Lange ging man davon aus, dass die Entwicklung eines Babys im Mutterleib ein passiver Prozess ist und sich auf: Organbildung, Wachsen und Gedeihen beschränkt. Obwohl erste Ursprünge der pränatalen Psychologie bereits in den 1930ern zu finden sind, rückt sie erst in den späten 80ern ins Zentrum der Forschung.

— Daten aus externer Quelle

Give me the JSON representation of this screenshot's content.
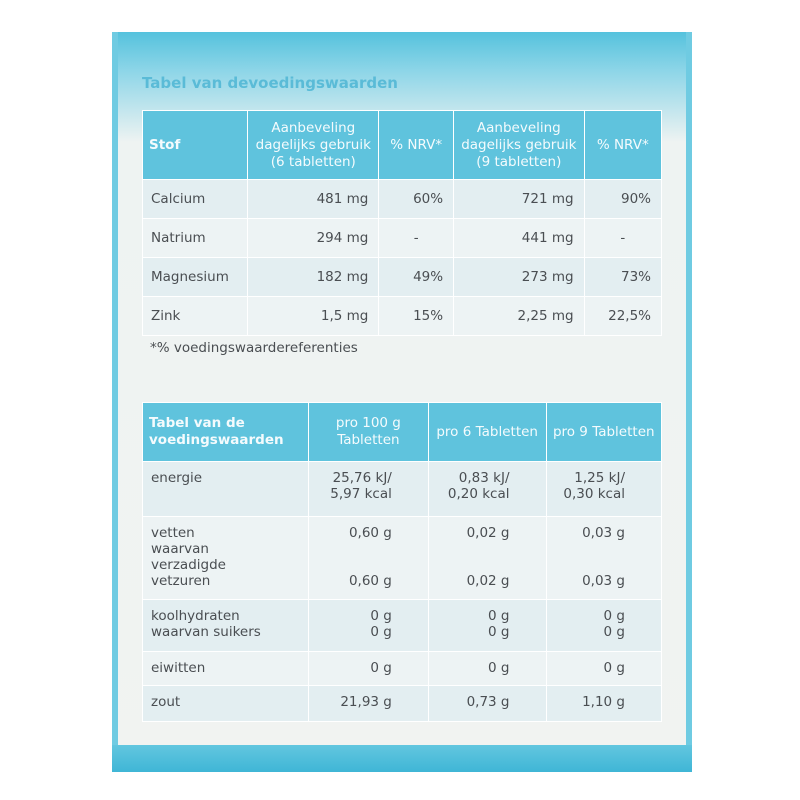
{
  "table1": {
    "title": "Tabel van devoedingswaarden",
    "header": [
      "Stof",
      "Aanbeveling dagelijks gebruik (6 tabletten)",
      "% NRV*",
      "Aanbeveling dagelijks gebruik (9 tabletten)",
      "% NRV*"
    ],
    "rows": [
      [
        "Calcium",
        "481 mg",
        "60%",
        "721 mg",
        "90%"
      ],
      [
        "Natrium",
        "294 mg",
        "-",
        "441 mg",
        "-"
      ],
      [
        "Magnesium",
        "182 mg",
        "49%",
        "273 mg",
        "73%"
      ],
      [
        "Zink",
        "1,5 mg",
        "15%",
        "2,25 mg",
        "22,5%"
      ]
    ],
    "footnote": "*% voedingswaardereferenties"
  },
  "table2": {
    "header": [
      "Tabel van de voedingswaarden",
      "pro 100 g Tabletten",
      "pro 6 Tabletten",
      "pro 9 Tabletten"
    ],
    "rows": [
      [
        [
          "energie"
        ],
        [
          "25,76 kJ/",
          "5,97 kcal"
        ],
        [
          "0,83 kJ/",
          "0,20 kcal"
        ],
        [
          "1,25 kJ/",
          "0,30 kcal"
        ]
      ],
      [
        [
          "vetten",
          "waarvan",
          "verzadigde",
          "vetzuren"
        ],
        [
          "0,60 g",
          "0,60 g"
        ],
        [
          "0,02 g",
          "0,02 g"
        ],
        [
          "0,03 g",
          "0,03 g"
        ]
      ],
      [
        [
          "koolhydraten",
          "waarvan suikers"
        ],
        [
          "0 g",
          "0 g"
        ],
        [
          "0 g",
          "0 g"
        ],
        [
          "0 g",
          "0 g"
        ]
      ],
      [
        [
          "eiwitten"
        ],
        [
          "0 g"
        ],
        [
          "0 g"
        ],
        [
          "0 g"
        ]
      ],
      [
        [
          "zout"
        ],
        [
          "21,93 g"
        ],
        [
          "0,73 g"
        ],
        [
          "1,10 g"
        ]
      ]
    ]
  }
}
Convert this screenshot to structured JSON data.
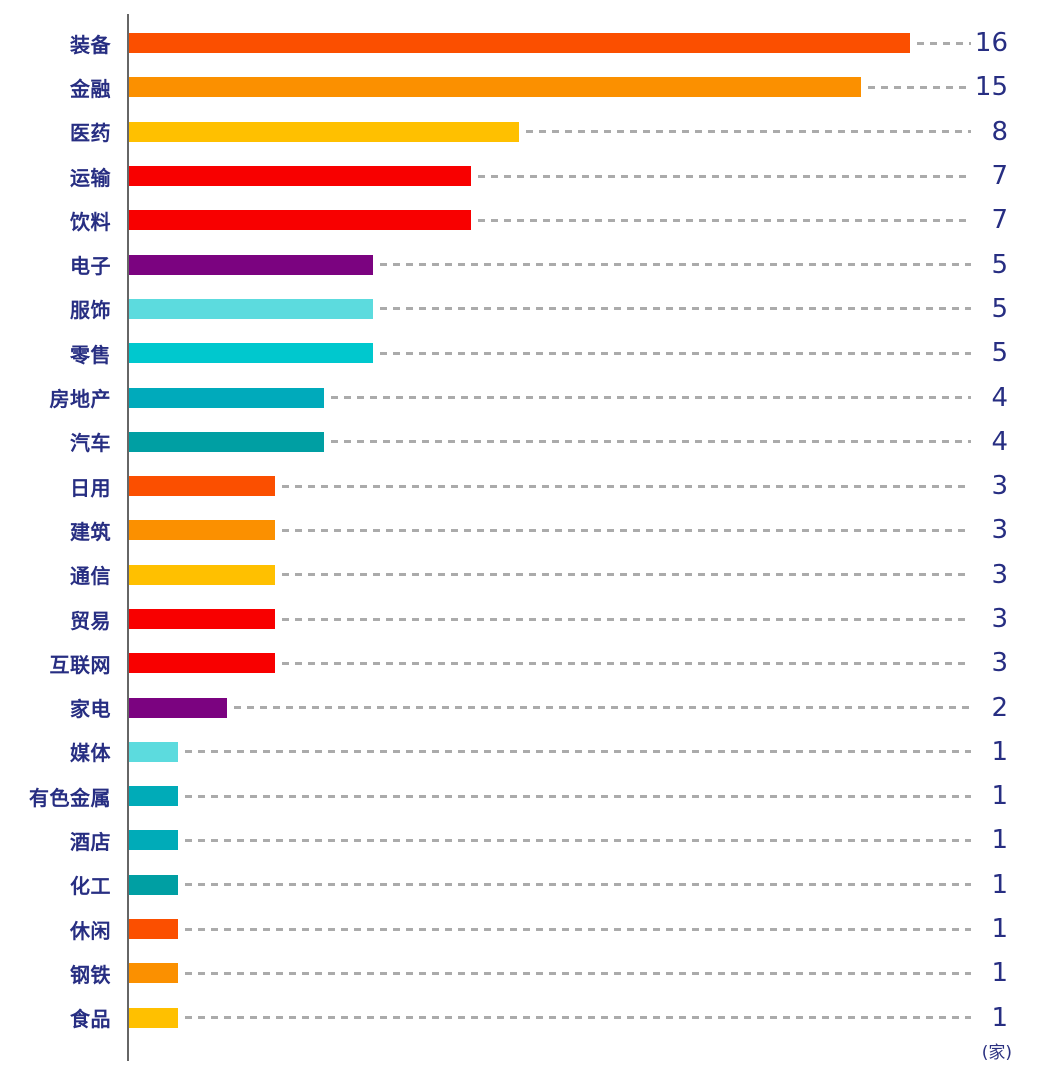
{
  "chart_data": {
    "type": "bar",
    "orientation": "horizontal",
    "title": "",
    "xlabel": "",
    "ylabel": "",
    "unit_label": "(家)",
    "xlim": [
      0,
      17
    ],
    "grid": false,
    "legend": "none",
    "value_labels_position": "right-edge",
    "leader_line_style": "dashed",
    "categories": [
      "装备",
      "金融",
      "医药",
      "运输",
      "饮料",
      "电子",
      "服饰",
      "零售",
      "房地产",
      "汽车",
      "日用",
      "建筑",
      "通信",
      "贸易",
      "互联网",
      "家电",
      "媒体",
      "有色金属",
      "酒店",
      "化工",
      "休闲",
      "钢铁",
      "食品"
    ],
    "values": [
      16,
      15,
      8,
      7,
      7,
      5,
      5,
      5,
      4,
      4,
      3,
      3,
      3,
      3,
      3,
      2,
      1,
      1,
      1,
      1,
      1,
      1,
      1
    ],
    "bar_colors": [
      "#FB4F00",
      "#FB9000",
      "#FFC000",
      "#F80000",
      "#F80000",
      "#7B0380",
      "#5CDBDE",
      "#00C8CE",
      "#00AABB",
      "#009FA3",
      "#FB4F00",
      "#FB9000",
      "#FFC000",
      "#F80000",
      "#F80000",
      "#7B0380",
      "#5CDBDE",
      "#00ABB8",
      "#00ABB8",
      "#009FA3",
      "#FB4F00",
      "#FB9000",
      "#FFC000"
    ]
  },
  "style": {
    "label_color": "#272E82",
    "value_color": "#272E82",
    "axis_color": "#666666",
    "leader_color": "#ABABAB",
    "background": "#FFFFFF"
  }
}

Sie beschäftigt sich mit dem intrauterinem (= in der Gebärmutter) emotionalen Erleben und Empfinden des ungeborenen Kindes Themen sind also unter anderem , wie die Schwangerschaft das Wesen eines Kindes prägt und wie man als Schwangere bereits eine innige pränatale Bindung aufbauen kann. 

Man geht davon aus, dass Babys mit Ende der Embryonalphase bereits in der Lage sind, zu empfinden.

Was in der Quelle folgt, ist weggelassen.